OBS WebRTC encoded session

Figure 2. OBS WebRTC encoded session

It’s beyond the scope of this column to discuss the implications of simulcast Web­RTC on encoding performance within software solutions such as OBS, but bear in mind that both client- and server-side Web­RTC solutions can assume the role of providing tiered resolutions for adaptive streaming playback.

What do we do in the meantime if there isn’t an option to use a Web­RTC publisher for a Web­­RTC playout scenario? Many Web­RTC platform-as-a-service (PaaS) vendors and streaming server products will accept Real-Time Messaging Protocol (RTMP) ingest sessions and transcode AAC audio to Web­RTC-compatible Opus audio. As such, you can achieve higher-quality WebRTC playout streams by encoding with any existing RTMP encoding solution.

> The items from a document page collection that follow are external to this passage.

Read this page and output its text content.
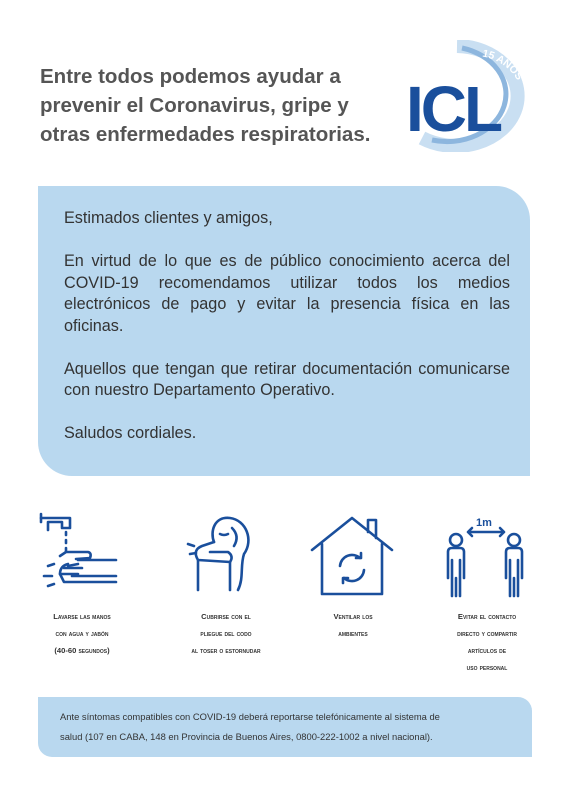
Entre todos podemos ayudar a
prevenir el Coronavirus, gripe y
otras enfermedades respiratorias. ICL
15 AÑOS

Estimados clientes y amigos,

En virtud de lo que es de público conocimiento acerca del COVID-19 recomendamos utilizar todos los medios electrónicos de pago y evitar la presencia física en las oficinas.

Aquellos que tengan que retirar documentación comunicarse con nuestro Departamento Operativo.

Saludos cordiales.

1m
Lavarse las manos
con agua y jabón
(40-60 segundos)
Cubrirse con el
pliegue del codo
al toser o estornudar
Ventilar los
ambientes
Evitar el contacto
directo y compartir
artículos de
uso personal
Ante síntomas compatibles con COVID-19 deberá reportarse telefónicamente al sistema de
salud (107 en CABA, 148 en Provincia de Buenos Aires, 0800-222-1002 a nivel nacional).
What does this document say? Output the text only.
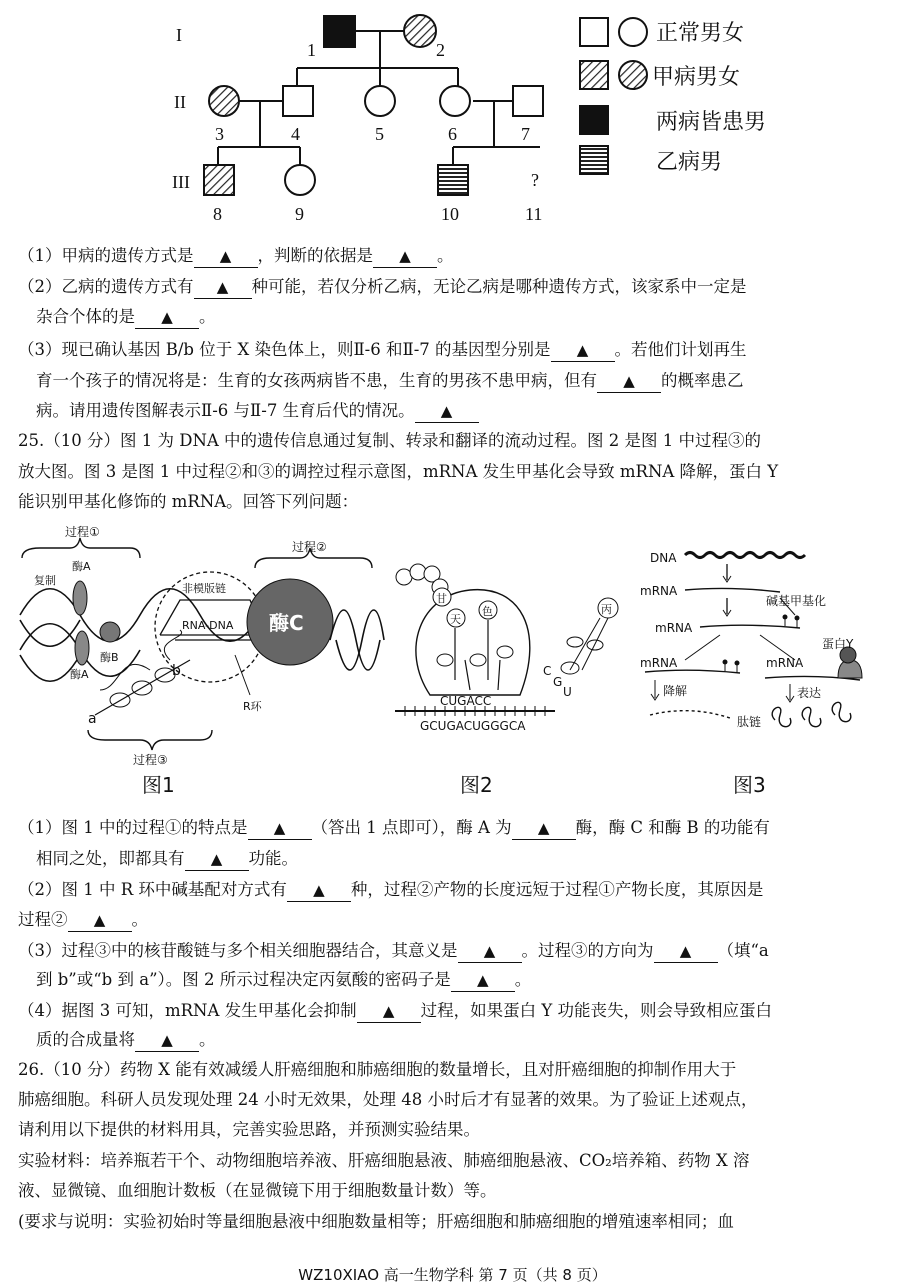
I
II
III
1	2
3	4	5	6	7
8	9	10	11
?
正常男女
甲病男女
两病皆患男
乙病男
（1）甲病的遗传方式是 ▲	，判断的依据是 ▲	。
（2）乙病的遗传方式有 ▲	种可能，若仅分析乙病，无论乙病是哪种遗传方式，该家系中一定是
杂合个体的是 ▲	。
（3）现已确认基因 B/b 位于 X 染色体上，则Ⅱ-6 和Ⅱ-7 的基因型分别是 ▲	。若他们计划再生
育一个孩子的情况将是：生育的女孩两病皆不患，生育的男孩不患甲病，但有 ▲	的概率患乙
病。请用遗传图解表示Ⅱ-6 与Ⅱ-7 生育后代的情况。▲
25.（10 分）图 1 为 DNA 中的遗传信息通过复制、转录和翻译的流动过程。图 2 是图 1 中过程③的
放大图。图 3 是图 1 中过程②和③的调控过程示意图，mRNA 发生甲基化会导致 mRNA 降解，蛋白 Y
能识别甲基化修饰的 mRNA。回答下列问题：
过程①
过程②
过程③
复制
酶A
酶A
酶B
非模版链
RNA-DNA
R环
酶C
a
b
图1
甘
天
色
CUGACC
GCUGACUGGGCA
丙
C
G
U
图2
DNA
mRNA
碱基甲基化
mRNA
mRNA	mRNA
蛋白Y
降解	表达
肽链
图3
（1）图 1 中的过程①的特点是 ▲	（答出 1 点即可），酶 A 为 ▲	酶，酶 C 和酶 B 的功能有
相同之处，即都具有 ▲	功能。
（2）图 1 中 R 环中碱基配对方式有 ▲	种，过程②产物的长度远短于过程①产物长度，其原因是
过程② ▲	。
（3）过程③中的核苷酸链与多个相关细胞器结合，其意义是 ▲	。过程③的方向为 ▲	（填“a
到 b”或“b 到 a”）。图 2 所示过程决定丙氨酸的密码子是 ▲	。
（4）据图 3 可知，mRNA 发生甲基化会抑制 ▲	过程，如果蛋白 Y 功能丧失，则会导致相应蛋白
质的合成量将 ▲	。
26.（10 分）药物 X 能有效减缓人肝癌细胞和肺癌细胞的数量增长，且对肝癌细胞的抑制作用大于
肺癌细胞。科研人员发现处理 24 小时无效果，处理 48 小时后才有显著的效果。为了验证上述观点，
请利用以下提供的材料用具，完善实验思路，并预测实验结果。
实验材料：培养瓶若干个、动物细胞培养液、肝癌细胞悬液、肺癌细胞悬液、CO₂培养箱、药物 X 溶
液、显微镜、血细胞计数板（在显微镜下用于细胞数量计数）等。
(要求与说明：实验初始时等量细胞悬液中细胞数量相等；肝癌细胞和肺癌细胞的增殖速率相同；血
WZ10XIAO 高一生物学科 第 7 页（共 8 页）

In one of last year’s columns (go2sm.com/web­rtcproblem), I highlighted the lack of a consistent signaling approach among Web­RTC ser­ver vendors and made a plea for Web­RTC vendors to implement a standard connection setup. I’ve since seen WHIP (Web­RTC HTTP Ingestion Protocol), a proposal from CoSMo Software’s Alex Gouaillard and Sergio Garcia Murillo. WHIP offers the potential to unify the next wave of real-time encoding solutions by providing an alternative and improvement to RTMP, allowing a wider range of audio and video codecs. Hopefully, popular products in the live video-switching software space, such as Wirecast, vMix, Vimeo Studio 6, Boinx Software’s mimoLive, and the master branch of OBS, will incorporate WHIP to give every web broadcaster the opportunity to work with Web­RTC. On the ingest side, I expect to see similar adoption by more WebRTC PaaS vendors and media server products.